Seems very topical given the recent press on Arthur Ransome.
Who alleged that AR was a Russian spy and why? OK, I know that he was a correspondent in Russia, and wife was Trotsky's secretary, but... In fact, having a wife associated with Trotsky, the arch "enemy of the people", would, I would have thought, made it even less likely he was a spy, but I'm curious where the idea comes from.
As for Erskine, I'm afraid I haven't read his (detailed) biography, but being shot by as an alleged traitor, while not conclusive, is not really a normal thing to happen to the average man on the street, is it?

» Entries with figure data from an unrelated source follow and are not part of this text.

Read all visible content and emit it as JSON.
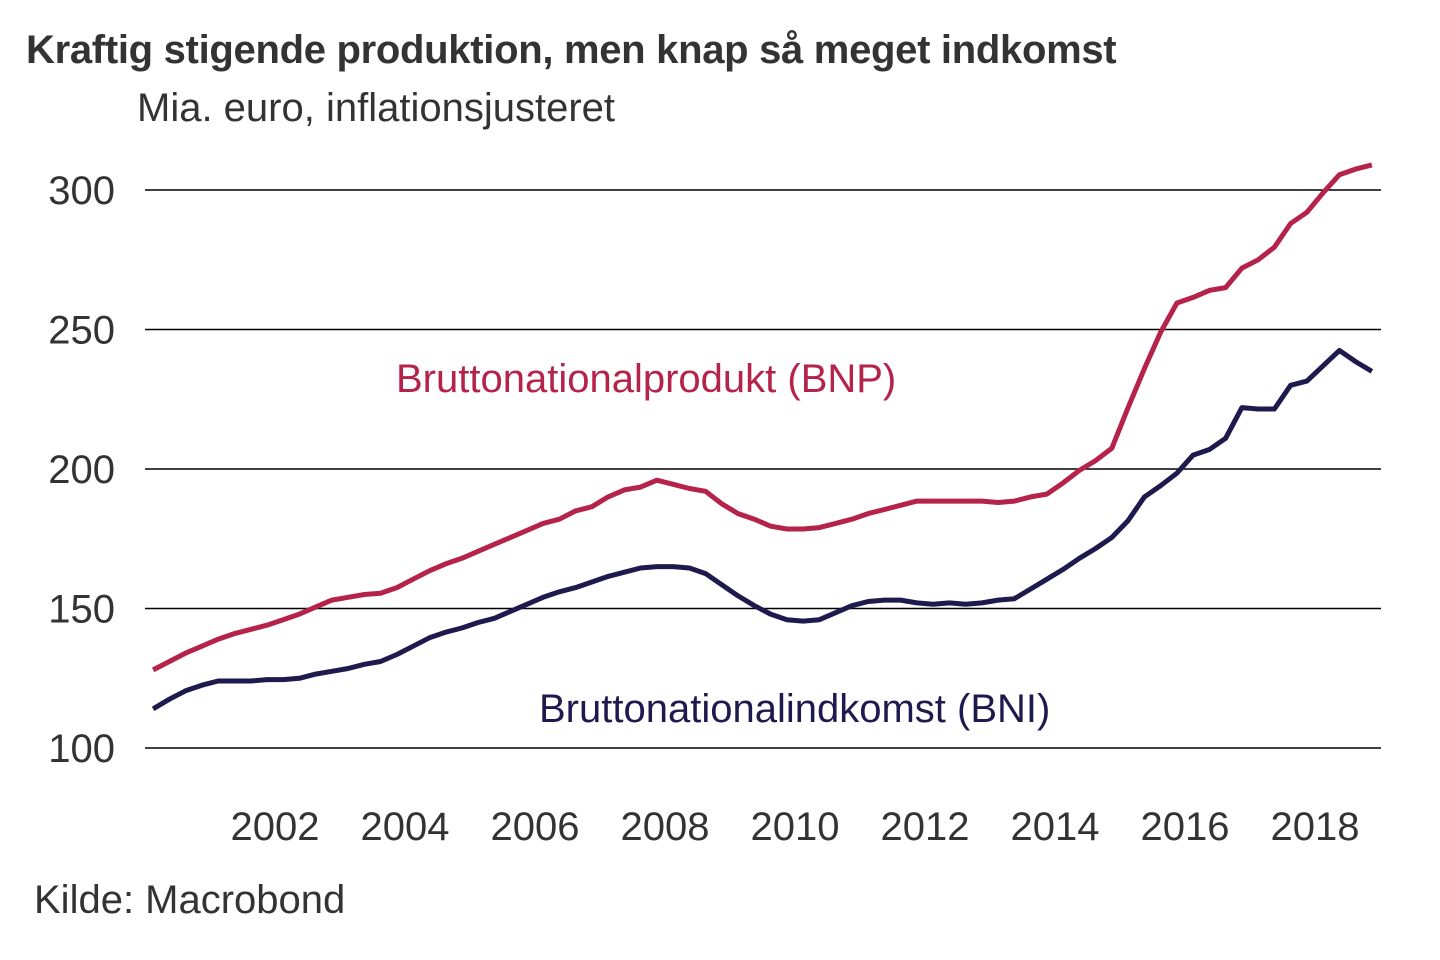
{
  "title": "Kraftig stigende produktion, men knap så meget indkomst",
  "subtitle": "Mia. euro, inflationsjusteret",
  "source": "Kilde: Macrobond",
  "chart_data": {
    "type": "line",
    "title": "Kraftig stigende produktion, men knap så meget indkomst",
    "ylabel": "Mia. euro, inflationsjusteret",
    "xlabel": "",
    "ylim": [
      100,
      300
    ],
    "xlim": [
      2000.0,
      2019.5
    ],
    "yticks": [
      300,
      250,
      200,
      150,
      100
    ],
    "xticks": [
      "2002",
      "2004",
      "2006",
      "2008",
      "2010",
      "2012",
      "2014",
      "2016",
      "2018"
    ],
    "grid": true,
    "frequency": "quarterly",
    "x_start": 2000.625,
    "x_step": 0.25,
    "series": [
      {
        "name": "Bruttonationalprodukt (BNP)",
        "color": "#B5224A",
        "values": [
          128,
          131,
          134,
          136.5,
          139,
          141,
          142.5,
          144,
          146,
          148,
          150.5,
          153,
          154,
          155,
          155.5,
          157.5,
          160.5,
          163.5,
          166,
          168,
          170.5,
          173,
          175.5,
          178,
          180.5,
          182,
          185,
          186.5,
          190,
          192.5,
          193.5,
          196,
          194.5,
          193,
          192,
          187.5,
          184,
          182,
          179.5,
          178.5,
          178.5,
          179,
          180.5,
          182,
          184,
          185.5,
          187,
          188.5,
          188.5,
          188.5,
          188.5,
          188.5,
          188,
          188.5,
          190,
          191,
          195,
          199.5,
          203,
          207.5,
          222,
          236,
          249,
          259.5,
          261.5,
          264,
          265,
          272,
          275,
          279.5,
          288,
          292,
          299,
          305.5,
          307.5,
          309
        ]
      },
      {
        "name": "Bruttonationalindkomst (BNI)",
        "color": "#1F1A4E",
        "values": [
          114,
          117.5,
          120.5,
          122.5,
          124,
          124,
          124,
          124.5,
          124.5,
          125,
          126.5,
          127.5,
          128.5,
          130,
          131,
          133.5,
          136.5,
          139.5,
          141.5,
          143,
          145,
          146.5,
          149,
          151.5,
          154,
          156,
          157.5,
          159.5,
          161.5,
          163,
          164.5,
          165,
          165,
          164.5,
          162.5,
          158.5,
          154.5,
          151,
          148,
          146,
          145.5,
          146,
          148.5,
          151,
          152.5,
          153,
          153,
          152,
          151.5,
          152,
          151.5,
          152,
          153,
          153.5,
          157,
          160.5,
          164,
          168,
          171.5,
          175.5,
          181.5,
          190,
          194,
          198.5,
          205,
          207,
          211,
          222,
          221.5,
          221.5,
          230,
          231.5,
          237,
          242.5,
          238.5,
          235
        ]
      }
    ],
    "annotations": [
      {
        "text": "Bruttonationalprodukt (BNP)",
        "series": 0
      },
      {
        "text": "Bruttonationalindkomst (BNI)",
        "series": 1
      }
    ]
  }
}
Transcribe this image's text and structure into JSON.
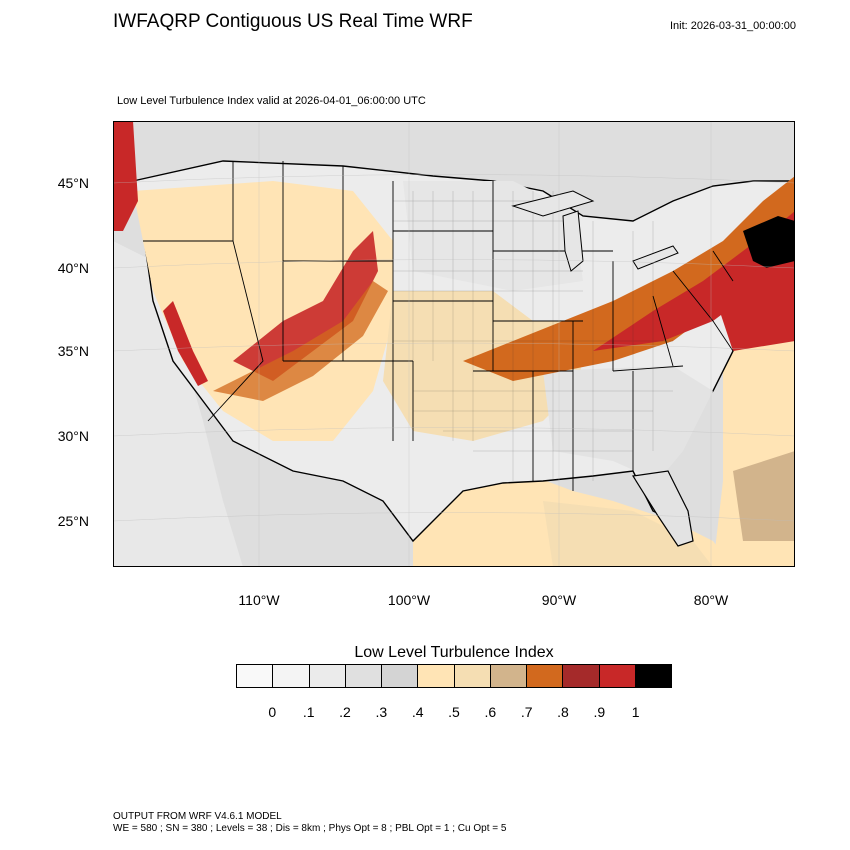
{
  "title": "IWFAQRP Contiguous US Real Time WRF",
  "init": "Init: 2026-03-31_00:00:00",
  "subtitle": "Low Level Turbulence Index valid at 2026-04-01_06:00:00 UTC",
  "map": {
    "projection": "lambert-conformal",
    "region": "Contiguous US",
    "lat_labels": [
      "45°N",
      "40°N",
      "35°N",
      "30°N",
      "25°N"
    ],
    "lon_labels": [
      "110°W",
      "100°W",
      "90°W",
      "80°W"
    ],
    "background_color": "#dcdcdc",
    "boundary_color": "#000000"
  },
  "legend": {
    "title": "Low Level Turbulence Index",
    "colors": [
      "#f9f9f9",
      "#f4f4f4",
      "#ebebeb",
      "#e0e0e0",
      "#d4d4d4",
      "#ffe4b5",
      "#f5deb3",
      "#d2b48c",
      "#d2691e",
      "#a52a2a",
      "#c82828",
      "#000000"
    ],
    "labels": [
      "0",
      ".1",
      ".2",
      ".3",
      ".4",
      ".5",
      ".6",
      ".7",
      ".8",
      ".9",
      "1"
    ]
  },
  "footer": {
    "line1": "OUTPUT FROM WRF V4.6.1 MODEL",
    "line2": "WE = 580 ; SN = 380 ; Levels = 38 ; Dis = 8km ; Phys Opt = 8 ; PBL Opt = 1 ; Cu Opt = 5"
  }
}
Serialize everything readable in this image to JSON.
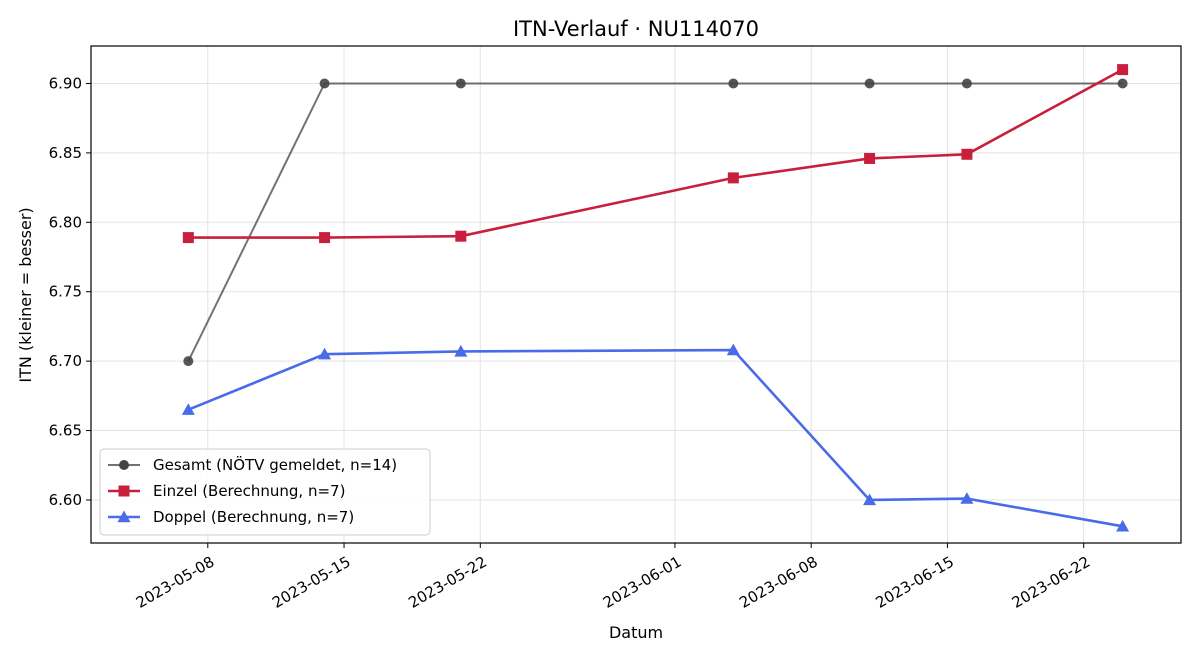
{
  "chart_data": {
    "type": "line",
    "title": "ITN-Verlauf · NU114070",
    "xlabel": "Datum",
    "ylabel": "ITN  (kleiner = besser)",
    "x_ticks": [
      "2023-05-08",
      "2023-05-15",
      "2023-05-22",
      "2023-06-01",
      "2023-06-08",
      "2023-06-15",
      "2023-06-22"
    ],
    "y_ticks": [
      "6.60",
      "6.65",
      "6.70",
      "6.75",
      "6.80",
      "6.85",
      "6.90"
    ],
    "xlim": [
      "2023-05-02",
      "2023-06-27"
    ],
    "ylim": [
      6.569,
      6.927
    ],
    "grid": true,
    "legend_position": "lower-left",
    "series": [
      {
        "name": "Gesamt (NÖTV gemeldet, n=14)",
        "color": "#444444",
        "marker": "circle",
        "x": [
          "2023-05-07",
          "2023-05-14",
          "2023-05-21",
          "2023-06-04",
          "2023-06-11",
          "2023-06-16",
          "2023-06-24"
        ],
        "values": [
          6.7,
          6.9,
          6.9,
          6.9,
          6.9,
          6.9,
          6.9
        ]
      },
      {
        "name": "Einzel (Berechnung, n=7)",
        "color": "#c8203c",
        "marker": "square",
        "x": [
          "2023-05-07",
          "2023-05-14",
          "2023-05-21",
          "2023-06-04",
          "2023-06-11",
          "2023-06-16",
          "2023-06-24"
        ],
        "values": [
          6.789,
          6.789,
          6.79,
          6.832,
          6.846,
          6.849,
          6.91
        ]
      },
      {
        "name": "Doppel (Berechnung, n=7)",
        "color": "#4a6be8",
        "marker": "triangle",
        "x": [
          "2023-05-07",
          "2023-05-14",
          "2023-05-21",
          "2023-06-04",
          "2023-06-11",
          "2023-06-16",
          "2023-06-24"
        ],
        "values": [
          6.665,
          6.705,
          6.707,
          6.708,
          6.6,
          6.601,
          6.581
        ]
      }
    ]
  }
}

He was an honourable heroic freedom fighter! He did gun run arms to the IRA on board his yacht the Asgard, but he was actually executed by an Irish Free State Firing Squad after mounting a rather fierce anti-treaty campaign for Dev's lot, and then making the mistake of being caught with a pistol in his possession.
A tragic loss. Just one of many in the Irish Civil War.
Oh, don't get excited about those old charts, as the Friesian Islands are quite better covered here http://j.neostrada.pl/mapy/ . I thought it was the Baltic you were looking for... /forums/images/graemlins/tongue.gif
According to the forward(by Geoffrey Household) "He was described by Winston Churchill as showing deadly and malignant hatred for England", yet the night before he was shot he wrote to his wife saying, "I die loving England". Apparently he shook hands with each member of the firing squad and said, "Take a step or two closer lads, it'll be easier that way".